Dichiarazione di dissesto che ha anche palesato lo spropositato ammontare dei debiti accumulati dall’Ente (16 milioni di euro), i quali, è bene ricordare, che, se per una parte saranno presumibilmente estinti dall’Organo Straordinario di Liquidazione, appesantiranno, per la restante parte, i bilanci futuri del Comune, limitando fortemente l’attività delle prossime amministrazioni.

Situazione finanziaria deficitaria che, in ragione del divieto di assunzioni che ne discende, non consentirà nemmeno di colmare la significativa carenza di personale in servizio, la cui consistenza è notevolmente al di sotto di quella prevista dalla pianta organica per il regolare funzionamento degli uffici.

A nostro avviso, bene ha fatto l’onorevole a citare la recente sentenza del Consiglio di Stato (pubblicata il 7 aprile), la quale, in linea con la precedente sentenza del TAR di Roma, ha rigettato il ricorso avverso lo “scioglimento per infiltrazioni mafiose” decretato dal governo centrale nel marzo del 2019, confermandone l’esistenza dei presupposti di legge.

Tale sentenza evidenzia inequivocabilmente la necessità di un radicale cambiamento dell’azione amministrativa, imponendo, oggi più che mai, la “legalità” quale principio da porre al centro del dibattito politico. Cosa, del resto, che appariva già doverosa alla luce dei fatti e delle motivazioni che hanno portato alle recenti condanne riconducibili all’operazione Pandora (così come si è potuto apprendere anche dai quotidiani locali di inizio aprile).

Questa analisi della situazione attuale, che consideriamo corretta, impone con forza che qualunque progetto politico sul futuro amministrativo della nostra città, debba fondarsi fortemente sui principi della “legalità” e della “discontinuità amministrativa”.

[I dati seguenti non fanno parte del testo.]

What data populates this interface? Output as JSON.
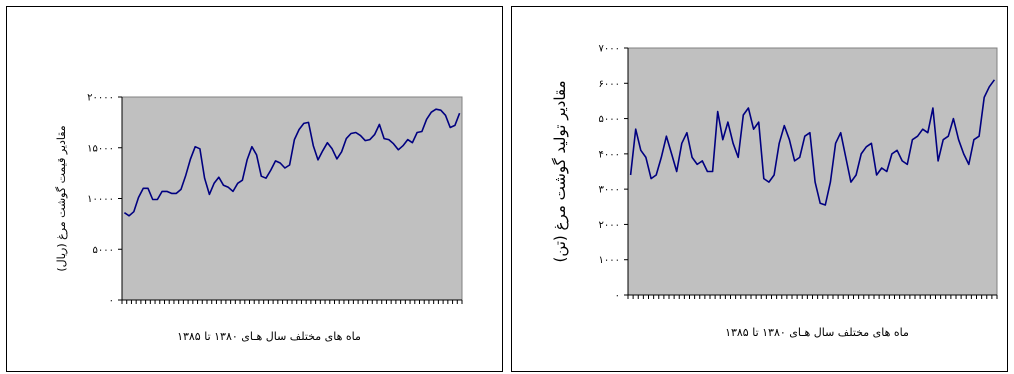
{
  "chart_data": [
    {
      "type": "line",
      "title": "",
      "xlabel": "ماه های مختلف سال هـای ۱۳۸۰ تا ۱۳۸۵",
      "ylabel": "مقادیر قیمت گوشت مرغ (ریال)",
      "ylim": [
        0,
        20000
      ],
      "yticks": [
        0,
        5000,
        10000,
        15000,
        20000
      ],
      "ytick_labels": [
        "۰",
        "۵۰۰۰",
        "۱۰۰۰۰",
        "۱۵۰۰۰",
        "۲۰۰۰۰"
      ],
      "grid": false,
      "legend": "none",
      "series": [
        {
          "values": [
            8600,
            8300,
            8700,
            10100,
            11000,
            11000,
            9900,
            9900,
            10700,
            10700,
            10500,
            10500,
            10900,
            12300,
            13900,
            15100,
            14900,
            12000,
            10400,
            11500,
            12100,
            11300,
            11100,
            10700,
            11500,
            11800,
            13800,
            15100,
            14300,
            12200,
            12000,
            12800,
            13700,
            13500,
            13000,
            13300,
            15800,
            16800,
            17400,
            17500,
            15200,
            13800,
            14700,
            15500,
            14900,
            13900,
            14600,
            15900,
            16400,
            16500,
            16200,
            15700,
            15800,
            16300,
            17300,
            15900,
            15800,
            15400,
            14800,
            15200,
            15800,
            15500,
            16500,
            16600,
            17800,
            18500,
            18800,
            18700,
            18200,
            17000,
            17200,
            18400
          ]
        }
      ]
    },
    {
      "type": "line",
      "title": "",
      "xlabel": "ماه های مختلف سال هـای ۱۳۸۰ تا ۱۳۸۵",
      "ylabel": "مقادیر تولید گوشت مرغ (تن)",
      "ylim": [
        0,
        7000
      ],
      "yticks": [
        0,
        1000,
        2000,
        3000,
        4000,
        5000,
        6000,
        7000
      ],
      "ytick_labels": [
        "۰",
        "۱۰۰۰",
        "۲۰۰۰",
        "۳۰۰۰",
        "۴۰۰۰",
        "۵۰۰۰",
        "۶۰۰۰",
        "۷۰۰۰"
      ],
      "grid": false,
      "legend": "none",
      "series": [
        {
          "values": [
            3400,
            4700,
            4100,
            3900,
            3300,
            3400,
            3900,
            4500,
            4000,
            3500,
            4300,
            4600,
            3900,
            3700,
            3800,
            3500,
            3500,
            5200,
            4400,
            4900,
            4300,
            3900,
            5100,
            5300,
            4700,
            4900,
            3300,
            3200,
            3400,
            4300,
            4800,
            4400,
            3800,
            3900,
            4500,
            4600,
            3200,
            2600,
            2550,
            3200,
            4300,
            4600,
            3900,
            3200,
            3400,
            4000,
            4200,
            4300,
            3400,
            3600,
            3500,
            4000,
            4100,
            3800,
            3700,
            4400,
            4500,
            4700,
            4600,
            5300,
            3800,
            4400,
            4500,
            5000,
            4400,
            4000,
            3700,
            4400,
            4500,
            5600,
            5900,
            6100
          ]
        }
      ]
    }
  ]
}
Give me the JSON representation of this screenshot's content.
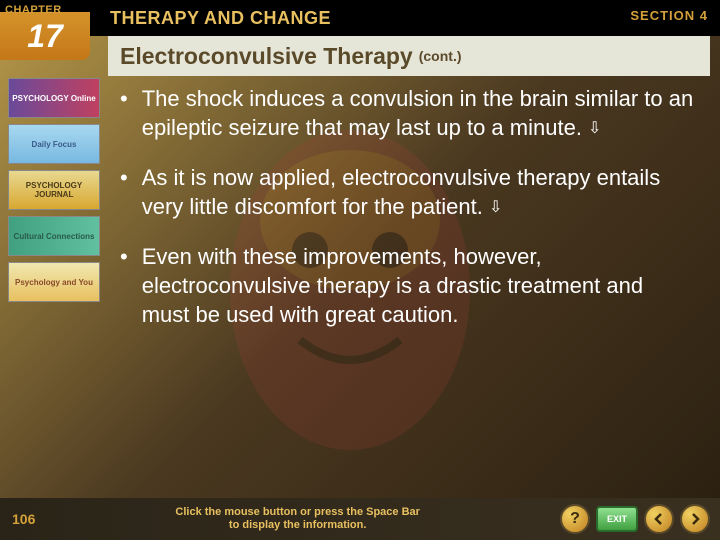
{
  "header": {
    "chapter_label": "CHAPTER",
    "chapter_number": "17",
    "title": "THERAPY AND CHANGE",
    "section_label": "SECTION 4"
  },
  "title": {
    "main": "Electroconvulsive Therapy",
    "cont": "(cont.)"
  },
  "sidebar": {
    "items": [
      {
        "label": "PSYCHOLOGY Online",
        "class": "online"
      },
      {
        "label": "Daily Focus",
        "class": "daily"
      },
      {
        "label": "PSYCHOLOGY JOURNAL",
        "class": "journal"
      },
      {
        "label": "Cultural Connections",
        "class": "cultural"
      },
      {
        "label": "Psychology and You",
        "class": "andyou"
      }
    ]
  },
  "bullets": [
    {
      "text": "The shock induces a convulsion in the brain similar to an epileptic seizure that may last up to a minute.",
      "has_arrow": true
    },
    {
      "text": "As it is now applied, electroconvulsive therapy entails very little discomfort for the patient.",
      "has_arrow": true
    },
    {
      "text": "Even with these improvements, however, electroconvulsive therapy is a drastic treatment and must be used with great caution.",
      "has_arrow": false
    }
  ],
  "footer": {
    "page_num": "106",
    "hint_line1": "Click the mouse button or press the Space Bar",
    "hint_line2": "to display the information.",
    "exit_label": "EXIT"
  },
  "colors": {
    "accent_gold": "#d4a03a",
    "title_bg": "#e6e6d8",
    "text_light": "#ffffff"
  }
}
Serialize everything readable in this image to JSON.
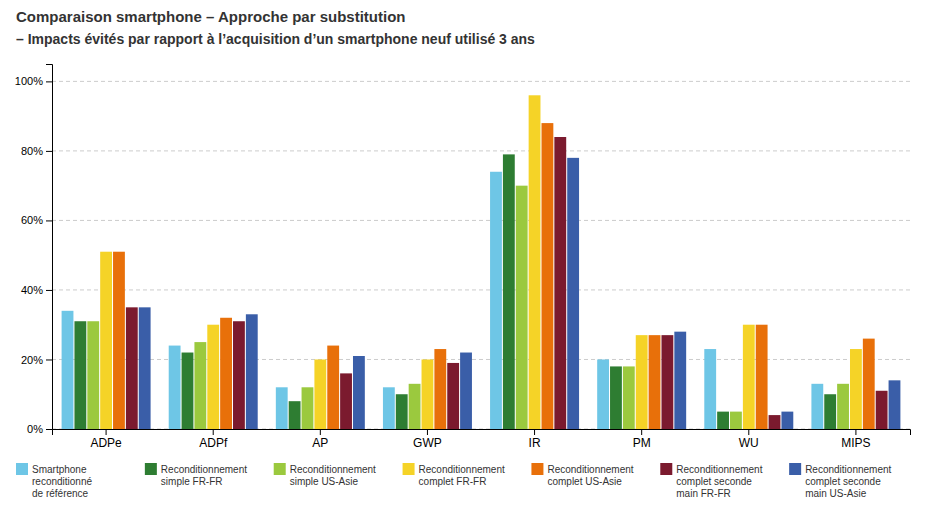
{
  "chart_data": {
    "type": "bar",
    "title": "Comparaison smartphone – Approche par substitution",
    "subtitle": "– Impacts évités par rapport à l’acquisition d’un smartphone neuf utilisé 3 ans",
    "categories": [
      "ADPe",
      "ADPf",
      "AP",
      "GWP",
      "IR",
      "PM",
      "WU",
      "MIPS"
    ],
    "series": [
      {
        "name": "Smartphone\nreconditionné\nde référence",
        "color": "#6ec6e6",
        "values": [
          34,
          24,
          12,
          12,
          74,
          20,
          23,
          13
        ]
      },
      {
        "name": "Reconditionnement\nsimple FR-FR",
        "color": "#2e7d32",
        "values": [
          31,
          22,
          8,
          10,
          79,
          18,
          5,
          10
        ]
      },
      {
        "name": "Reconditionnement\nsimple US-Asie",
        "color": "#9bc93e",
        "values": [
          31,
          25,
          12,
          13,
          70,
          18,
          5,
          13
        ]
      },
      {
        "name": "Reconditionnement\ncomplet FR-FR",
        "color": "#f5d327",
        "values": [
          51,
          30,
          20,
          20,
          96,
          27,
          30,
          23
        ]
      },
      {
        "name": "Reconditionnement\ncomplet US-Asie",
        "color": "#e8700a",
        "values": [
          51,
          32,
          24,
          23,
          88,
          27,
          30,
          26
        ]
      },
      {
        "name": "Reconditionnement\ncomplet seconde\nmain FR-FR",
        "color": "#7b1a2e",
        "values": [
          35,
          31,
          16,
          19,
          84,
          27,
          4,
          11
        ]
      },
      {
        "name": "Reconditionnement\ncomplet seconde\nmain US-Asie",
        "color": "#3a5ea8",
        "values": [
          35,
          33,
          21,
          22,
          78,
          28,
          5,
          14
        ]
      }
    ],
    "ylim": [
      0,
      105
    ],
    "yticks": [
      {
        "value": 0,
        "label": "0%"
      },
      {
        "value": 20,
        "label": "20%"
      },
      {
        "value": 40,
        "label": "40%"
      },
      {
        "value": 60,
        "label": "60%"
      },
      {
        "value": 80,
        "label": "80%"
      },
      {
        "value": 100,
        "label": "100%"
      }
    ],
    "grid": true,
    "legend": "bottom"
  }
}
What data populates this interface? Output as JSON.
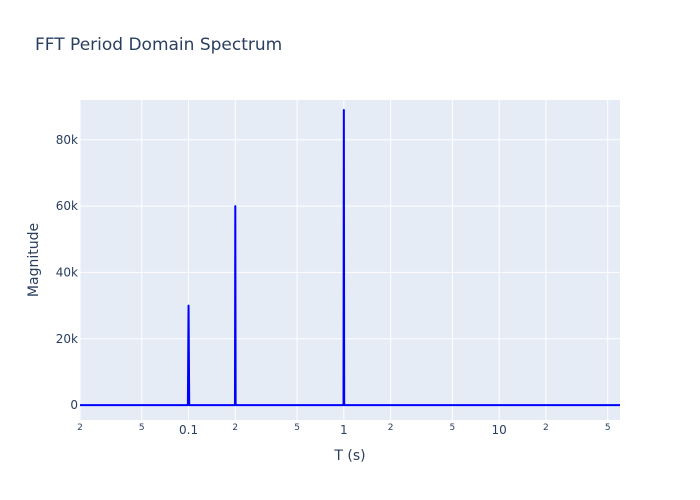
{
  "chart_data": {
    "type": "line",
    "title": "FFT Period Domain Spectrum",
    "xlabel": "T (s)",
    "ylabel": "Magnitude",
    "x_scale": "log",
    "xlim": [
      0.02,
      60
    ],
    "ylim": [
      -4500,
      92000
    ],
    "grid": true,
    "x_ticks_major": [
      {
        "value": 0.1,
        "label": "0.1"
      },
      {
        "value": 1,
        "label": "1"
      },
      {
        "value": 10,
        "label": "10"
      }
    ],
    "x_ticks_minor": [
      {
        "value": 0.02,
        "label": "2"
      },
      {
        "value": 0.05,
        "label": "5"
      },
      {
        "value": 0.2,
        "label": "2"
      },
      {
        "value": 0.5,
        "label": "5"
      },
      {
        "value": 2,
        "label": "2"
      },
      {
        "value": 5,
        "label": "5"
      },
      {
        "value": 20,
        "label": "2"
      },
      {
        "value": 50,
        "label": "5"
      }
    ],
    "y_ticks": [
      {
        "value": 0,
        "label": "0"
      },
      {
        "value": 20000,
        "label": "20k"
      },
      {
        "value": 40000,
        "label": "40k"
      },
      {
        "value": 60000,
        "label": "60k"
      },
      {
        "value": 80000,
        "label": "80k"
      }
    ],
    "series": [
      {
        "color": "#0000ff",
        "points": [
          [
            0.02,
            0
          ],
          [
            0.099,
            0
          ],
          [
            0.1,
            30000
          ],
          [
            0.101,
            0
          ],
          [
            0.199,
            0
          ],
          [
            0.2,
            60000
          ],
          [
            0.201,
            0
          ],
          [
            0.995,
            0
          ],
          [
            1.0,
            89000
          ],
          [
            1.005,
            0
          ],
          [
            1.02,
            0
          ],
          [
            60,
            0
          ]
        ]
      }
    ]
  }
}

In conclusione riteniamo che, non solo sia condivisibile, ma che meriti di essere sostenuta la proposta, lanciata dall’onorevole Dedalo Pignatone, deputato del Movimento 5 Stelle, diretta ad aggregare le forze sane presenti in città attorno ad una “legalità”, dichiarata e soprattutto vissuta, e ad un “cambiamento politico-amministrativo reale”, e ciò al fine di addivenire ad un campo ampio, che nonostante le legittime differenze, sia capace di porre al centro della sua azione gli interessi della città, al fine di affrontare i tanti problemi che assillano la nostra comunità.

Condividiamo, pertanto, e facciamo nostro il suo auspicio: le prossime elezioni amministrative saranno un’occasione di rinascita per tutti i sancataldesi, di portare aventi un esperimento politico, sociale, economico e culturale, di forze che mettono da parte differenze e divergenze, per creare un nuovo modo d’agire, un nuovo modo di fare politica per una rigenerazione economica, sociale e politica.